ANTIGRAVITY LABJP
Articles/Integrations
Integrations/2026-03-21Intermediate

Antigravity × Figma MCP — Rapid Frontend Development from AI-Friendly Designs

Antigravity285Figma6MCP17FrontendReact3Tailwind CSSComponents2

Antigravity × Figma MCP — Rapid Frontend Development from AI-Friendly Designs

The bridge between design and code has always been a bottleneck. Designers create in Figma, developers interpret screenshots, assumptions diverge, and rework multiplies. Figma MCP (Model Context Protocol) connects Antigravity agents directly to your Figma design data, eliminating the interpretation gap. Combined with Antigravity's multi-agent architecture, this integration enables a new category of speed: parallel component generation, simultaneous unit testing, and automatic documentation—all from a single design file.

How Figma MCP Connects to Antigravity

Figma MCP makes design data readable by AI models. Rather than passing images or screenshots, Antigravity agents can query Figma's design system directly:

  • Component libraries: Agents read your Figma component structure, variants, and constraints
  • Design tokens: Colors, typography, spacing, and shadows flow directly into code
  • Layout information: Auto Layout settings, responsive behavior, and grouping hierarchy
  • Annotations: Notes and custom metadata embed instructions for code generation

When you connect Figma to Antigravity via MCP, your Manager Surface displays a new agent type: design-to-code agents that operate on live Figma data. This eliminates stale design handoffs and screenshots.

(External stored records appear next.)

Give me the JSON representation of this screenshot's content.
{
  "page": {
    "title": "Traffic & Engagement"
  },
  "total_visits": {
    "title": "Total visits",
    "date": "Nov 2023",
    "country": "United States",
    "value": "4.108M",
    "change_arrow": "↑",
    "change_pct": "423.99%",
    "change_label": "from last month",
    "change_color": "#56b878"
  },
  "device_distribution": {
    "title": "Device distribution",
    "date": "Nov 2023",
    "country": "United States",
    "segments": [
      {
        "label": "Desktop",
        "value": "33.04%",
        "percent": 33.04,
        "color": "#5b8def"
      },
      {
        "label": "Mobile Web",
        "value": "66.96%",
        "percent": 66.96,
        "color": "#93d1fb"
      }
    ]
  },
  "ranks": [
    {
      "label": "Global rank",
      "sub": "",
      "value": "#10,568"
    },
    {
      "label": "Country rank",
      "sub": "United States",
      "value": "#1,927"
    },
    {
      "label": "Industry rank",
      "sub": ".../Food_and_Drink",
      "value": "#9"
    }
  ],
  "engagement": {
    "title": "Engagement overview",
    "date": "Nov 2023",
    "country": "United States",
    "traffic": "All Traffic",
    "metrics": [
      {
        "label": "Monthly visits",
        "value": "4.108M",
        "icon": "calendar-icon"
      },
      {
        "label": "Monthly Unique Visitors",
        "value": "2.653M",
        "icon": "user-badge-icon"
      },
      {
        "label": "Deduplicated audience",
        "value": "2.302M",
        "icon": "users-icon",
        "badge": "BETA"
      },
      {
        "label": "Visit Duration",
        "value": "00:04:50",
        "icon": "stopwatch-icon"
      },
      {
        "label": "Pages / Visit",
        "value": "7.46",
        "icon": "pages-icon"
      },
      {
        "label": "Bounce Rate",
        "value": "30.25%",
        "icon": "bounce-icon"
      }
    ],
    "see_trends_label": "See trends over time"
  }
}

4 Tips for AI-Friendly Figma Design

Not all Figma files are created equal. To unlock Antigravity's full potential, structure your Figma workspace for AI consumption:

1. Build with Atomic Components

Design using atomic design principles: atoms (buttons, inputs), molecules (form fields, cards), organisms (navbar, hero section). Each component should be a discrete Figma component with a clear naming hierarchy.

Good naming:

  • Button/PrimaryButton/Primary/Large
  • Card/DefaultCard/Feature

Bad naming:

  • btn1, button_v2_final, old_button

Atomic structure lets agents generate React component trees that map directly to your design system. A single design file becomes a component factory.

2. Use Auto Layout Extensively

Figma's Auto Layout feature tells AI agents about responsive behavior, padding, spacing, and alignment—without needing layout code comments.

  • Set Auto Layout on every container and list
  • Use consistent spacing values (8px, 16px, 24px tokens)
  • Define breakpoints in component variants (mobile, tablet, desktop)

Auto Layout is the AI-friendly equivalent of CSS Grid and Flexbox. Agents read it and generate responsive Tailwind classes with high accuracy.

3. Annotate with Developer Notes

Add custom annotations to components that code generators should know:

  • accessibility: requires aria-label on button
  • animation: 300ms ease-in-out fade on hover
  • state: loading spinner replaces icon
  • validation: red border on error

These annotations become part of the MCP context that agents read. They're instructions embedded directly in your design file, eliminating back-and-forth Slack messages.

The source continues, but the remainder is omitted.